Et cette confiance pourrait être renouvelée le 1er juillet, après un référendum national visant à modifier la constitution russe et qui permettrait au président Poutine de se présenter à nouveau pour deux mandats présidentiels de six ans.

À 67 ans, M. Poutine n’a pas exclu de se présenter à nouveau à la présidence au-delà de 2024, lorsque le mandat actuel prendra fin – et il pourrait potentiellement rester au pouvoir jusqu’en 2036.

Le référendum aura lieu au lendemain d’un défilé de la Victoire reprogrammé sur la place Rouge de Moscou, à l’occasion du 75e anniversaire de la capitulation de l’Allemagne nazie et de la fin de la Seconde Guerre mondiale en Europe.
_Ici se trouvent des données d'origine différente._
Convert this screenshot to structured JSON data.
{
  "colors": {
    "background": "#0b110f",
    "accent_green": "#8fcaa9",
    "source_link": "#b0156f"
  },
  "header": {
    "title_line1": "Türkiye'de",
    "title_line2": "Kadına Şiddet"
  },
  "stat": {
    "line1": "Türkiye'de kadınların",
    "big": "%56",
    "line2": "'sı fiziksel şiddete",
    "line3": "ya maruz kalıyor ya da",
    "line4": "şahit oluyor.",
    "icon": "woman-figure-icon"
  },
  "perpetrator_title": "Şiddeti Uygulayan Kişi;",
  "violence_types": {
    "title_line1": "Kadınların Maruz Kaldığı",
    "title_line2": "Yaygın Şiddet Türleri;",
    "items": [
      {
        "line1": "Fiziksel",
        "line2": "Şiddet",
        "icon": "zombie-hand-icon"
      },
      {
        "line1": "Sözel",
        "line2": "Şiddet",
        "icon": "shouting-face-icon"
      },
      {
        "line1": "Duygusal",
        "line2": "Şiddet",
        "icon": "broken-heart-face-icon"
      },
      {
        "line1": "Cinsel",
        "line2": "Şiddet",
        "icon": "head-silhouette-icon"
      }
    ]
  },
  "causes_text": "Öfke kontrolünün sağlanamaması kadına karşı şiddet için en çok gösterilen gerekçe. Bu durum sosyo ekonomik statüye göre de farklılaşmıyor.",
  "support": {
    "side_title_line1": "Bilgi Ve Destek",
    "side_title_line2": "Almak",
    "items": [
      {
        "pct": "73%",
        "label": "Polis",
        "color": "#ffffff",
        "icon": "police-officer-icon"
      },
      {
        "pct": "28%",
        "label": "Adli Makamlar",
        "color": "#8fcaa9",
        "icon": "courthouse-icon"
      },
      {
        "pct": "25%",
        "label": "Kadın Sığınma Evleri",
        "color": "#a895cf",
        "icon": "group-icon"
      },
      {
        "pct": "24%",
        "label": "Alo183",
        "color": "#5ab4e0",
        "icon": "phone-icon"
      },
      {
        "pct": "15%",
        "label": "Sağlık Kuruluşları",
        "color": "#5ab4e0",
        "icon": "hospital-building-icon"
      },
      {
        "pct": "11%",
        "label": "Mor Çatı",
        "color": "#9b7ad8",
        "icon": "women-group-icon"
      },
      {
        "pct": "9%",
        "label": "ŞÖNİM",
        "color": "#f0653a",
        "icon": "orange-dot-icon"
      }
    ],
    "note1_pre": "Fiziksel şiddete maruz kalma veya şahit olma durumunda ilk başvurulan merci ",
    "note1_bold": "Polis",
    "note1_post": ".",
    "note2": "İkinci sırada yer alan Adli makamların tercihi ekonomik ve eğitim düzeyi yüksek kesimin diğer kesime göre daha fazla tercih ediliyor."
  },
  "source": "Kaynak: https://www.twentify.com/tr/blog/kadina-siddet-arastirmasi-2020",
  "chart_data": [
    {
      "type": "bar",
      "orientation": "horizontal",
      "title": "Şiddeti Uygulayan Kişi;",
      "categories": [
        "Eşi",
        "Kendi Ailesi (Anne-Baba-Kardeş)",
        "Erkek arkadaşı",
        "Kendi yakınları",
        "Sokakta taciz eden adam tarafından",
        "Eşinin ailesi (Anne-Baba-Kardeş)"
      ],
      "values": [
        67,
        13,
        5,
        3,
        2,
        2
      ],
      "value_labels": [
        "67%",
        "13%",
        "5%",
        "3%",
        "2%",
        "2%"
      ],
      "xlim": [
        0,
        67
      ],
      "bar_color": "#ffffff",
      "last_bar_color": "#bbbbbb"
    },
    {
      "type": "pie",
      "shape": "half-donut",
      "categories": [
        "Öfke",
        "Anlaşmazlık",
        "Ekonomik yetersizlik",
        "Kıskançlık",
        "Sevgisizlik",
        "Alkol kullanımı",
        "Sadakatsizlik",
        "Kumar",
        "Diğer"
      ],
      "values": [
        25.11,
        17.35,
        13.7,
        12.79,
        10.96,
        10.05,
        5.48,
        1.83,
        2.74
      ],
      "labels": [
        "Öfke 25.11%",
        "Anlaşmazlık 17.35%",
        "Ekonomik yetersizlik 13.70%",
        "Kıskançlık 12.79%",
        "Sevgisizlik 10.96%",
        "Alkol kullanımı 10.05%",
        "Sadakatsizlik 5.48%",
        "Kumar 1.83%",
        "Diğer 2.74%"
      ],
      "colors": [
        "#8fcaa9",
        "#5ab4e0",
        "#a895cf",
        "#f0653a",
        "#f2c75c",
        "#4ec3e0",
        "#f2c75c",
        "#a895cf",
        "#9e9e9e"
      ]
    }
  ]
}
La parade militaire devrait stimuler la fierté patriotique juste au moment où la capitale sort de l’isolement – une semaine plus tôt que prévu par le maire – et qui selon les critiques a pour but de faire pencher la balance en faveur du président.

Pourquoi y aura-t-il un référendum?

En janvier 2020, le président russe Vladimir Poutine a proposé d’avoir un vote populaire pour modifier la constitution.

L’une des principales questions soumises au vote est la possibilité de permettre au président Poutine de se présenter à nouveau pour deux mandats de six ans.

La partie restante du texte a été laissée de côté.